New Standard Supports Parachutes for Drones

A new ASTM International standard aims to help meet the need for parachute recovery systems to increase safety when operating small unmanned aircraft systems (sUAS), commonly known as drones.

The new standard provides a path of requirements for testing and validation documentation for a parachute recovery system (PRS).  According to members of the ASTM International UAS committee (F38), this could help a drone operator seek approval from a civil aviation authority to fly small drones over people.

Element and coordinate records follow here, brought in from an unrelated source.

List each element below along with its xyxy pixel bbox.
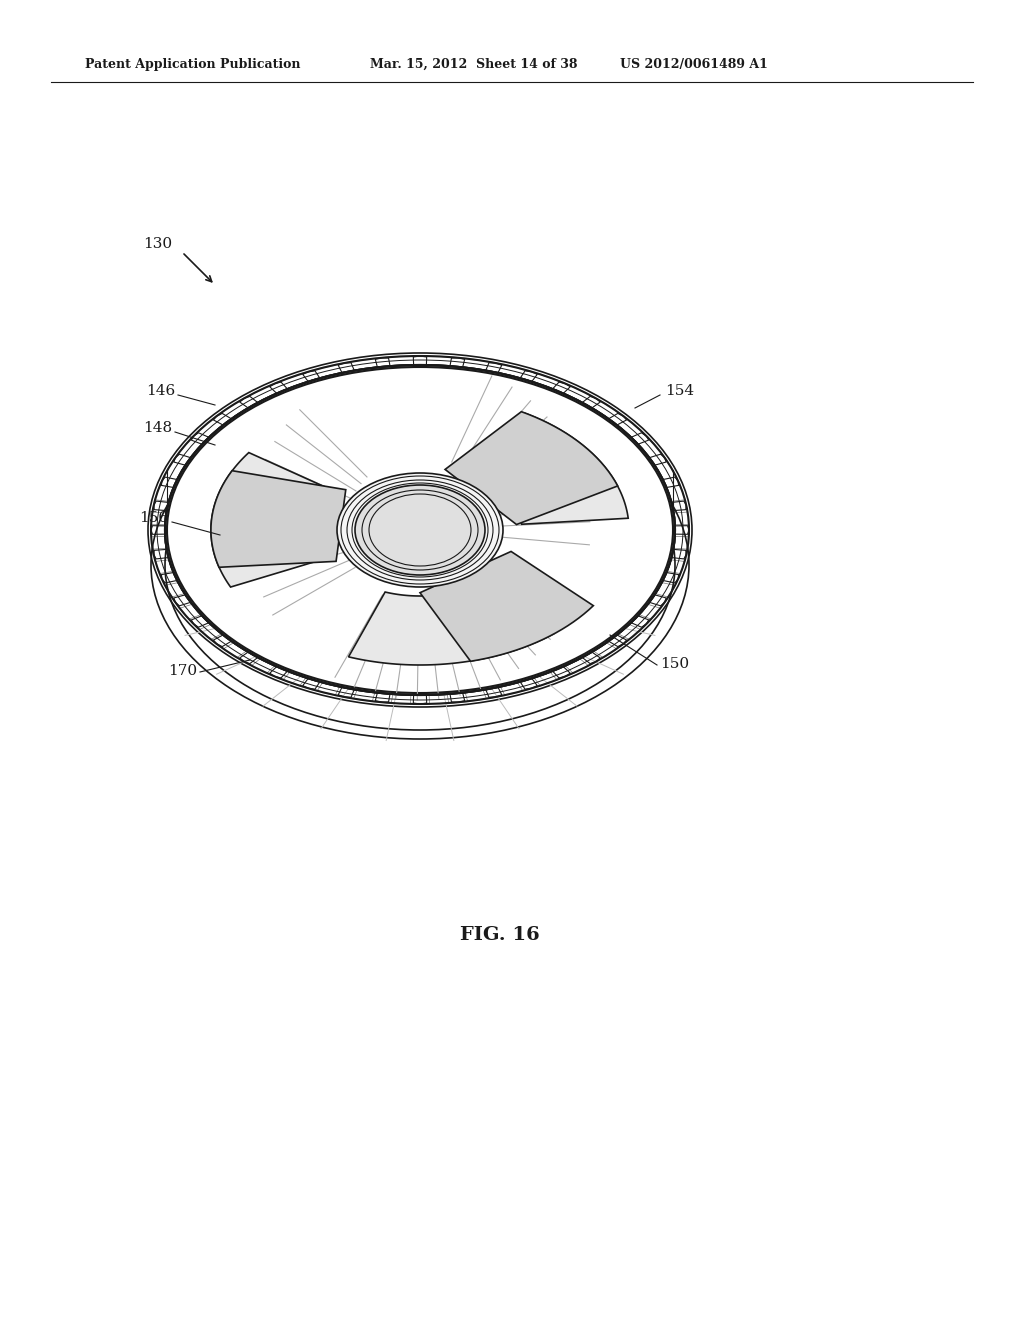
Polygon shape xyxy=(471,413,628,524)
Text: FIG. 16: FIG. 16 xyxy=(460,927,540,944)
Ellipse shape xyxy=(167,367,673,693)
Text: US 2012/0061489 A1: US 2012/0061489 A1 xyxy=(620,58,768,71)
Polygon shape xyxy=(211,471,346,568)
Polygon shape xyxy=(348,581,554,665)
Ellipse shape xyxy=(337,473,503,587)
Ellipse shape xyxy=(165,366,675,696)
Text: 130: 130 xyxy=(143,238,172,251)
Text: Mar. 15, 2012  Sheet 14 of 38: Mar. 15, 2012 Sheet 14 of 38 xyxy=(370,58,578,71)
Text: 146: 146 xyxy=(145,384,175,399)
Text: 156: 156 xyxy=(139,511,168,525)
Polygon shape xyxy=(445,412,617,524)
Text: 154: 154 xyxy=(665,384,694,399)
Polygon shape xyxy=(211,453,337,587)
Text: 170: 170 xyxy=(168,664,197,678)
Ellipse shape xyxy=(355,484,485,576)
Text: 148: 148 xyxy=(143,421,172,436)
Text: 150: 150 xyxy=(660,657,689,671)
Text: Patent Application Publication: Patent Application Publication xyxy=(85,58,300,71)
Polygon shape xyxy=(420,552,593,661)
Ellipse shape xyxy=(148,352,692,708)
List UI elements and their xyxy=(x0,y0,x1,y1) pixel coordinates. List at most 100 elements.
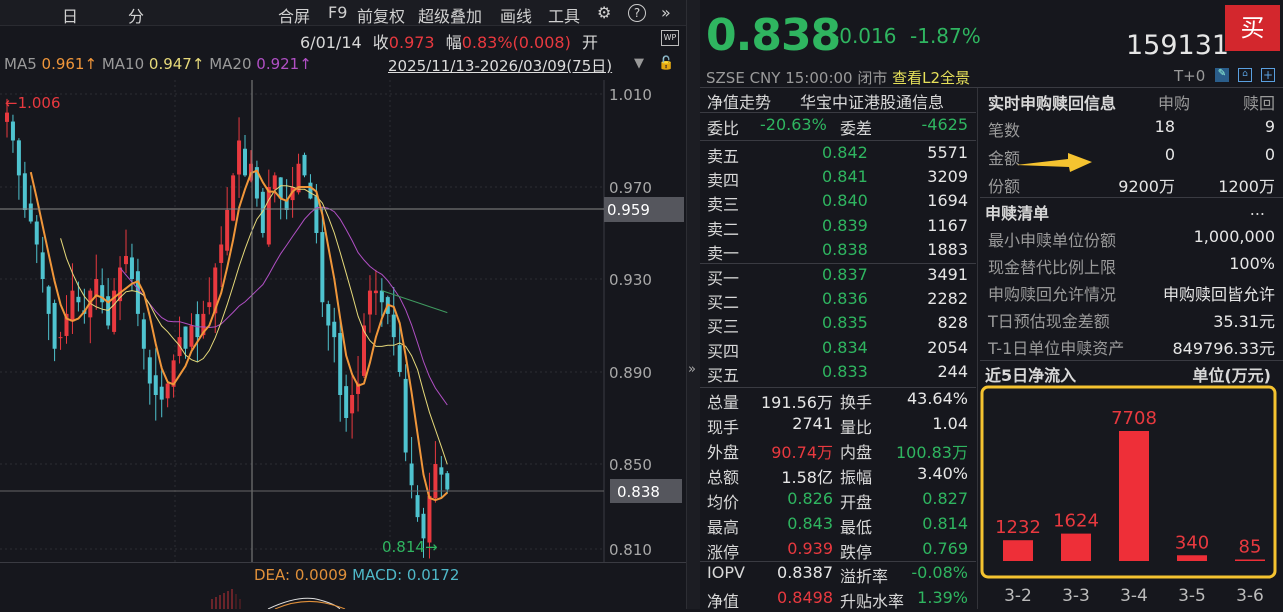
inflow-value-label: 1232 xyxy=(995,517,1041,538)
bid-level: 买二 xyxy=(707,293,740,313)
wp-icon[interactable]: WP xyxy=(661,30,679,46)
ask-row[interactable]: 卖三 0.840 1694 xyxy=(700,191,976,215)
candle-body xyxy=(124,256,128,265)
stat-value: 2741 xyxy=(792,414,833,433)
bid-volume: 828 xyxy=(937,313,968,333)
candle-body xyxy=(260,191,265,233)
bid-row[interactable]: 买一 0.837 3491 xyxy=(700,265,976,289)
ma20-label: MA20 xyxy=(209,55,252,73)
stat-value: 0.769 xyxy=(922,539,968,558)
close-value: 0.973 xyxy=(388,33,435,52)
stat-value: 1.58亿 xyxy=(781,468,833,487)
kline-chart[interactable]: 1.010 0.970 0.930 0.890 0.850 0.810 0.959 0.838… xyxy=(0,80,686,562)
bid-volume: 2054 xyxy=(927,337,968,357)
candle-body xyxy=(52,302,57,349)
divider xyxy=(977,88,978,609)
question-icon[interactable]: ? xyxy=(628,4,646,22)
toolbar-f9[interactable]: F9 xyxy=(328,3,348,22)
tab-fund-info[interactable]: 华宝中证港股通信息 xyxy=(800,93,945,112)
macd-value: MACD: 0.0172 xyxy=(352,566,460,584)
stat-label: 现手 xyxy=(707,418,740,437)
order-ratio-label: 委比 xyxy=(707,119,740,138)
list-item: 现金替代比例上限 100% xyxy=(980,254,1283,278)
stat-value: 0.8498 xyxy=(777,588,833,607)
date-range-selector[interactable]: 2025/11/13-2026/03/09(75日) xyxy=(388,57,613,75)
toolbar-tools[interactable]: 工具 xyxy=(548,7,581,26)
info-date: 6/01/14 xyxy=(300,33,362,52)
l2-link[interactable]: 查看L2全景 xyxy=(892,69,971,87)
ask-level: 卖四 xyxy=(707,171,740,191)
inflow-bar xyxy=(1235,559,1265,561)
bid-level: 买三 xyxy=(707,317,740,337)
dropdown-triangle-icon[interactable]: ▼ xyxy=(634,56,644,71)
stat-value: -0.08% xyxy=(911,563,968,582)
ask-volume: 5571 xyxy=(927,143,968,162)
candle-body xyxy=(237,140,242,175)
candle-body xyxy=(34,221,39,245)
ask-price: 0.841 xyxy=(822,167,868,187)
list-item-label: T-1日单位申赎资产 xyxy=(988,339,1125,358)
expand-panel-icon[interactable]: » xyxy=(688,362,696,377)
tab-minute[interactable]: 分 xyxy=(128,7,145,26)
inflow-date-label: 3-5 xyxy=(1178,586,1206,606)
edit-icon[interactable]: ✎ xyxy=(1215,68,1229,82)
ask-price: 0.839 xyxy=(822,215,868,235)
candle-body xyxy=(225,210,230,251)
redeem-value: 9 xyxy=(1264,117,1275,136)
etf-row-label: 份额 xyxy=(988,177,1021,196)
bid-row[interactable]: 买四 0.834 2054 xyxy=(700,338,976,362)
chart-toolbar: 日 分 合屏 F9 前复权 超级叠加 画线 工具 ⚙ ? » xyxy=(0,0,686,26)
stat-row: 均价 0.826 开盘 0.827 xyxy=(700,489,976,513)
ask-row[interactable]: 卖二 0.839 1167 xyxy=(700,216,976,240)
ma-legend: MA5 0.961↑ MA10 0.947↑ MA20 0.921↑ xyxy=(4,55,312,73)
candle-body xyxy=(219,244,224,263)
toolbar-combo-screen[interactable]: 合屏 xyxy=(278,7,311,26)
stat-row: 外盘 90.74万 内盘 100.83万 xyxy=(700,439,976,463)
more-button[interactable]: ... xyxy=(1249,200,1265,219)
inflow-date-label: 3-2 xyxy=(1004,586,1032,606)
buy-button[interactable]: 买 xyxy=(1225,5,1280,51)
toolbar-draw[interactable]: 画线 xyxy=(500,7,533,26)
order-diff-value: -4625 xyxy=(921,115,969,134)
bid-row[interactable]: 买三 0.835 828 xyxy=(700,313,976,337)
unlock-icon[interactable]: 🔓 xyxy=(658,56,675,71)
candle-body xyxy=(326,304,331,326)
toolbar-overlay[interactable]: 超级叠加 xyxy=(418,7,483,26)
stat-label: 涨停 xyxy=(707,543,740,562)
bid-row[interactable]: 买五 0.833 244 xyxy=(700,362,976,386)
ask-row[interactable]: 卖五 0.842 5571 xyxy=(700,143,976,167)
close-label: 收 xyxy=(372,33,389,52)
bid-row[interactable]: 买二 0.836 2282 xyxy=(700,289,976,313)
list-item-value: 1,000,000 xyxy=(1193,227,1275,246)
ask-level: 卖五 xyxy=(707,147,740,166)
ask-row[interactable]: 卖一 0.838 1883 xyxy=(700,240,976,264)
redeem-header: 赎回 xyxy=(1242,94,1275,113)
plus-icon[interactable]: + xyxy=(1261,68,1275,82)
dea-value: DEA: 0.0009 xyxy=(254,566,348,584)
ma20-line xyxy=(119,206,448,406)
stat-label: 均价 xyxy=(707,493,740,512)
candle-body xyxy=(391,314,396,338)
double-chevron-right-icon[interactable]: » xyxy=(661,3,671,22)
bid-price: 0.834 xyxy=(822,337,868,357)
change-label: 幅 xyxy=(445,33,462,52)
candle-body xyxy=(58,337,63,339)
candle-body xyxy=(409,463,414,486)
macd-legend: DEA: 0.0009 MACD: 0.0172 xyxy=(254,566,459,584)
tab-nav-trend[interactable]: 净值走势 xyxy=(707,93,772,112)
etf-creation-redemption-panel: 实时申购赎回信息 申购 赎回 笔数 18 9 金额 0 0 份额 9200万 1200万 申赎清单.… xyxy=(980,0,1283,609)
candle-body xyxy=(171,360,176,387)
inflow-bar xyxy=(1177,555,1207,561)
toolbar-forward-adjust[interactable]: 前复权 xyxy=(357,7,406,26)
y-tick-label: 0.850 xyxy=(609,456,652,474)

Specifically, the standard defines the design, fabrication, and test requirements of installable, deployable PRS integrated into a drone to lessen the impact energy of the system should it fail to sustain normal, stable, safe flight. The standard applies to multi-rotor, single-rotor, hybrid, vertical takeoff/landing (VTOL), or fixed-wing drones.

The standard will soon be published as F3322.

According to ASTM International member Alan Erickson, CTO, Indemnis, Inc. and the technical contact on the committee, the new standard creates a framework for the entity that integrates the parachute components, the drone itself, and the testing of the entire system. This entity can be the PRS manufacturer, the drone manufacturer, or the person trying to get permission from a civil aviation authority to fly a drone over people.

“The standard includes a rigorous design and testing matrix due to the simple fact that a PRS may be the only failsafe in a critical system failure,” says Erickson. “When applied correctly, a PRS will enable industry growth in a way that provides civil aviation authorities and civilian populations with a high level of confidence in sUAS.”